EMC slashed its full-year guidance as well. The storage giant expects to make $1.68 to $1.7 a share compared with the  solid $1.70 it predicted in July and the  $1.72 analysts have sought.  EMC sees sales reaching $21.6 billion to $21.75 billion by the end of 2012, slightly less than the $22 billion it expected in the second quarter.

Shebly Seyrafi, an analyst for FBN Securities, says that the vendor’s storage and hardware businesses are feeling the biggest impact. But at the same time, the EMC’s services group is staying ahead of the curve, thanks to a bit of data-driven innovation.

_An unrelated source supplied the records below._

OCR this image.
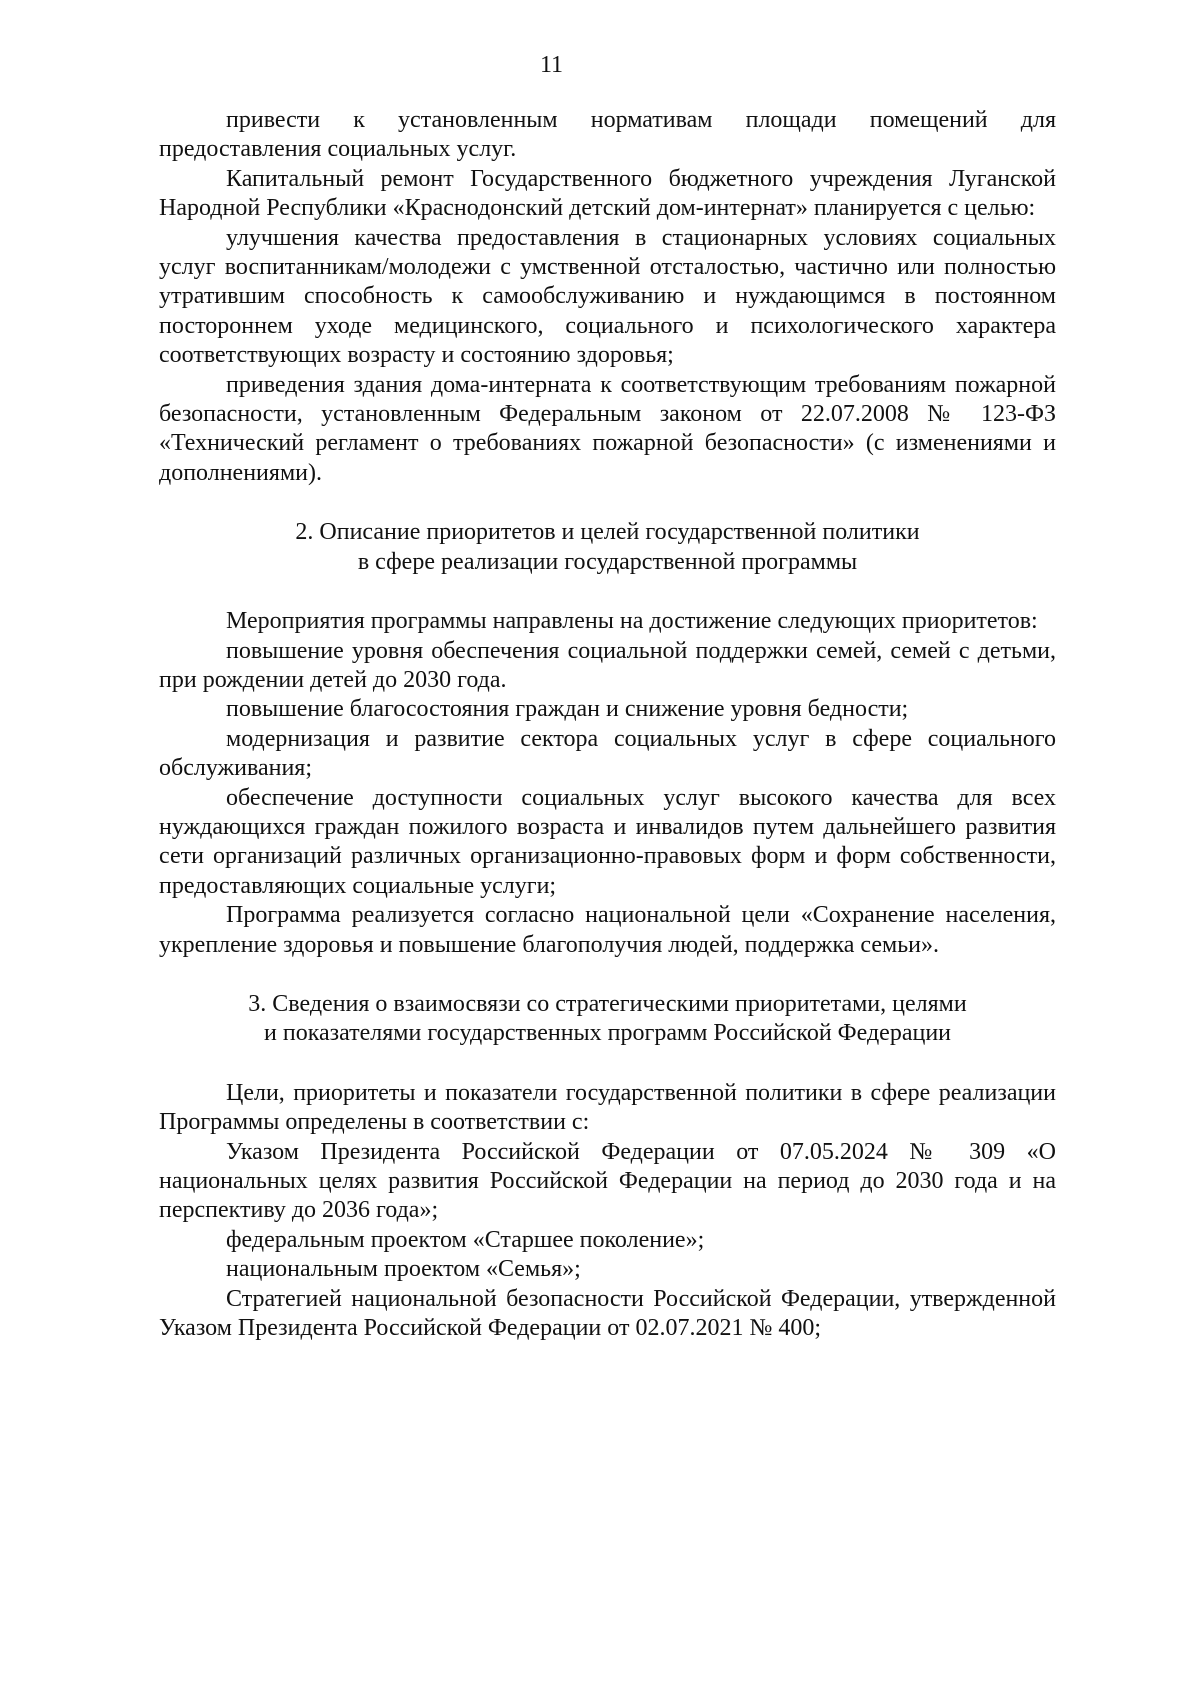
11

привести к установленным нормативам площади помещений для предоставления социальных услуг.

Капитальный ремонт Государственного бюджетного учреждения Луганской Народной Республики «Краснодонский детский дом-интернат» планируется с целью:

улучшения качества предоставления в стационарных условиях социальных услуг воспитанникам/молодежи с умственной отсталостью, частично или полностью утратившим способность к самообслуживанию и нуждающимся в постоянном постороннем уходе медицинского, социального и психологического характера соответствующих возрасту и состоянию здоровья;

приведения здания дома-интерната к соответствующим требованиям пожарной безопасности, установленным Федеральным законом от 22.07.2008 № 123-ФЗ «Технический регламент о требованиях пожарной безопасности» (с изменениями и дополнениями).

2. Описание приоритетов и целей государственной политики

в сфере реализации государственной программы

Мероприятия программы направлены на достижение следующих приоритетов:

повышение уровня обеспечения социальной поддержки семей, семей с детьми, при рождении детей до 2030 года.

повышение благосостояния граждан и снижение уровня бедности;

модернизация и развитие сектора социальных услуг в сфере социального обслуживания;

обеспечение доступности социальных услуг высокого качества для всех нуждающихся граждан пожилого возраста и инвалидов путем дальнейшего развития сети организаций различных организационно-правовых форм и форм собственности, предоставляющих социальные услуги;

Программа реализуется согласно национальной цели «Сохранение населения, укрепление здоровья и повышение благополучия людей, поддержка семьи».

3. Сведения о взаимосвязи со стратегическими приоритетами, целями

и показателями государственных программ Российской Федерации

Цели, приоритеты и показатели государственной политики в сфере реализации Программы определены в соответствии с:

Указом Президента Российской Федерации от 07.05.2024 № 309 «О национальных целях развития Российской Федерации на период до 2030 года и на перспективу до 2036 года»;

федеральным проектом «Старшее поколение»;

национальным проектом «Семья»;

Стратегией национальной безопасности Российской Федерации, утвержденной Указом Президента Российской Федерации от 02.07.2021 № 400;
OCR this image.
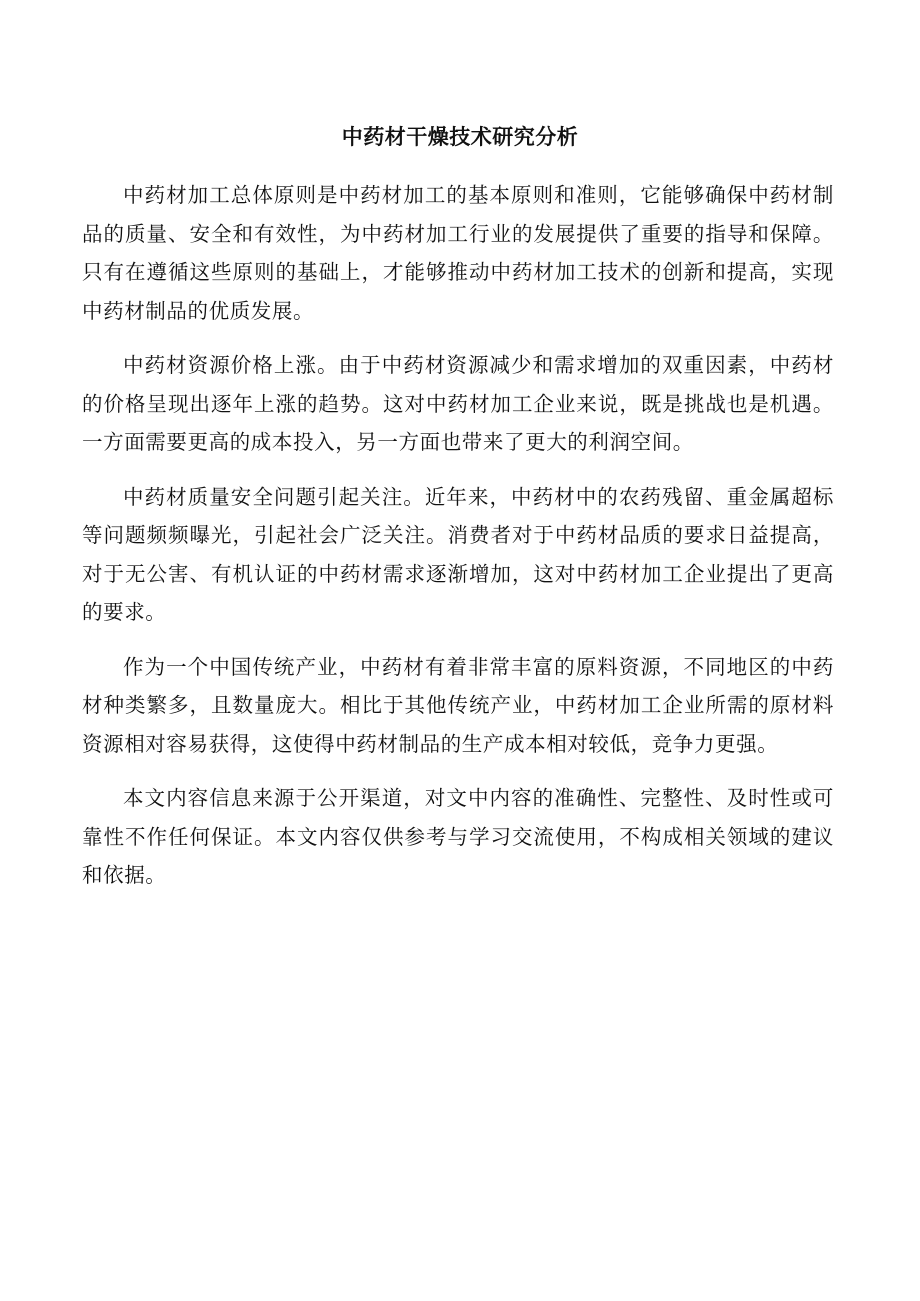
中药材干燥技术研究分析

中药材加工总体原则是中药材加工的基本原则和准则，它能够确保中药材制品的质量、安全和有效性，为中药材加工行业的发展提供了重要的指导和保障。只有在遵循这些原则的基础上，才能够推动中药材加工技术的创新和提高，实现中药材制品的优质发展。

中药材资源价格上涨。由于中药材资源减少和需求增加的双重因素，中药材的价格呈现出逐年上涨的趋势。这对中药材加工企业来说，既是挑战也是机遇。一方面需要更高的成本投入，另一方面也带来了更大的利润空间。

中药材质量安全问题引起关注。近年来，中药材中的农药残留、重金属超标等问题频频曝光，引起社会广泛关注。消费者对于中药材品质的要求日益提高，对于无公害、有机认证的中药材需求逐渐增加，这对中药材加工企业提出了更高的要求。

作为一个中国传统产业，中药材有着非常丰富的原料资源，不同地区的中药材种类繁多，且数量庞大。相比于其他传统产业，中药材加工企业所需的原材料资源相对容易获得，这使得中药材制品的生产成本相对较低，竞争力更强。

本文内容信息来源于公开渠道，对文中内容的准确性、完整性、及时性或可靠性不作任何保证。本文内容仅供参考与学习交流使用，不构成相关领域的建议和依据。
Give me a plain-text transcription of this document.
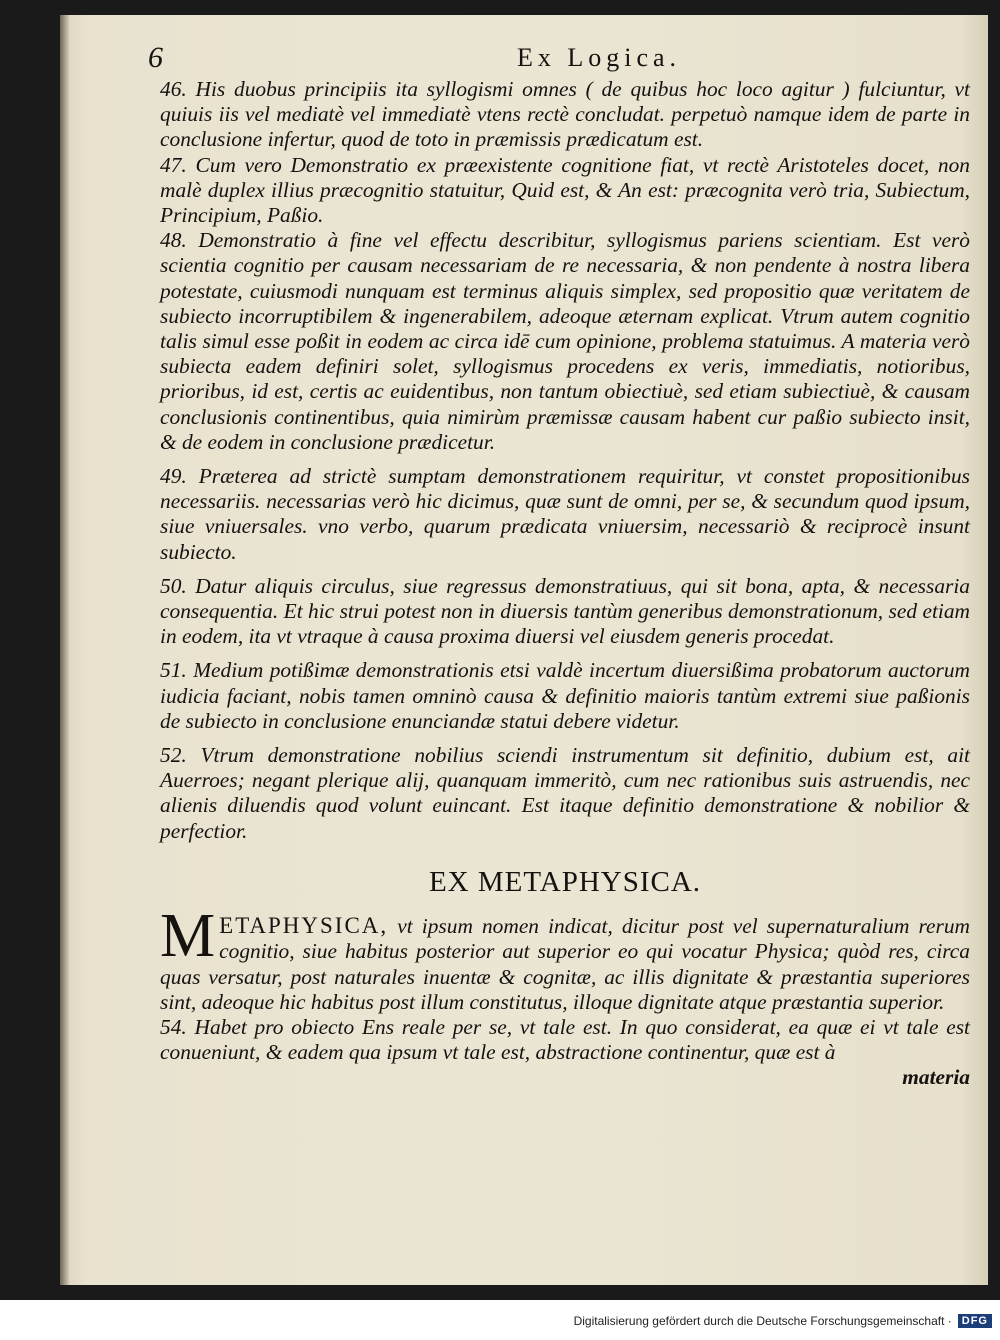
6	Ex Logica.

46. His duobus principiis ita syllogismi omnes ( de quibus hoc loco agitur ) fulciuntur, vt quiuis iis vel mediatè vel immediatè vtens rectè concludat. perpetuò namque idem de parte in conclusione infertur, quod de toto in præmissis prædicatum est.

47. Cum vero Demonstratio ex præexistente cognitione fiat, vt rectè Aristoteles docet, non malè duplex illius præcognitio statuitur, Quid est, & An est: præcognita verò tria, Subiectum, Principium, Paßio.

48. Demonstratio à fine vel effectu describitur, syllogismus pariens scientiam. Est verò scientia cognitio per causam necessariam de re necessaria, & non pendente à nostra libera potestate, cuiusmodi nunquam est terminus aliquis simplex, sed propositio quæ veritatem de subiecto incorruptibilem & ingenerabilem, adeoque æternam explicat. Vtrum autem cognitio talis simul esse poßit in eodem ac circa idē cum opinione, problema statuimus. A materia verò subiecta eadem definiri solet, syllogismus procedens ex veris, immediatis, notioribus, prioribus, id est, certis ac euidentibus, non tantum obiectiuè, sed etiam subiectiuè, & causam conclusionis continentibus, quia nimirùm præmissæ causam habent cur paßio subiecto insit, & de eodem in conclusione prædicetur.

49. Præterea ad strictè sumptam demonstrationem requiritur, vt constet propositionibus necessariis. necessarias verò hic dicimus, quæ sunt de omni, per se, & secundum quod ipsum, siue vniuersales. vno verbo, quarum prædicata vniuersim, necessariò & reciprocè insunt subiecto.

50. Datur aliquis circulus, siue regressus demonstratiuus, qui sit bona, apta, & necessaria consequentia. Et hic strui potest non in diuersis tantùm generibus demonstrationum, sed etiam in eodem, ita vt vtraque à causa proxima diuersi vel eiusdem generis procedat.

51. Medium potißimæ demonstrationis etsi valdè incertum diuersißima probatorum auctorum iudicia faciant, nobis tamen omninò causa & definitio maioris tantùm extremi siue paßionis de subiecto in conclusione enunciandæ statui debere videtur.

52. Vtrum demonstratione nobilius sciendi instrumentum sit definitio, dubium est, ait Auerroes; negant plerique alij, quanquam immeritò, cum nec rationibus suis astruendis, nec alienis diluendis quod volunt euincant. Est itaque definitio demonstratione & nobilior & perfectior.

EX METAPHYSICA.

METAPHYSICA, vt ipsum nomen indicat, dicitur post vel supernaturalium rerum cognitio, siue habitus posterior aut superior eo qui vocatur Physica; quòd res, circa quas versatur, post naturales inuentæ & cognitæ, ac illis dignitate & præstantia superiores sint, adeoque hic habitus post illum constitutus, illoque dignitate atque præstantia superior.

54. Habet pro obiecto Ens reale per se, vt tale est. In quo considerat, ea quæ ei vt tale est conueniunt, & eadem qua ipsum vt tale est, abstractione continentur, quæ est à

materia
Digitalisierung gefördert durch die Deutsche Forschungsgemeinschaft · DFG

The division has been pushing R&D in the area of enterprise content management, developing a line of content-enabled solutions that address industry-specific requirements for several verticals.

Here’s a snippet from the earnings call:

“A recent example is our Integrated Patient Record solutions, which enables health care organizations to access, share and transform disparate patient data, regardless of format or location and, importantly, lower cost in doing so. Our software developed especially for engineering plants and facilities management is also gaining traction.”

In addition, the group landed a lucrative 5-year contract with a pharma firm that’s seeking to consolidate its infrastructure with a mix of Vblock, VMAX, VNX, Data Domain and Avamar.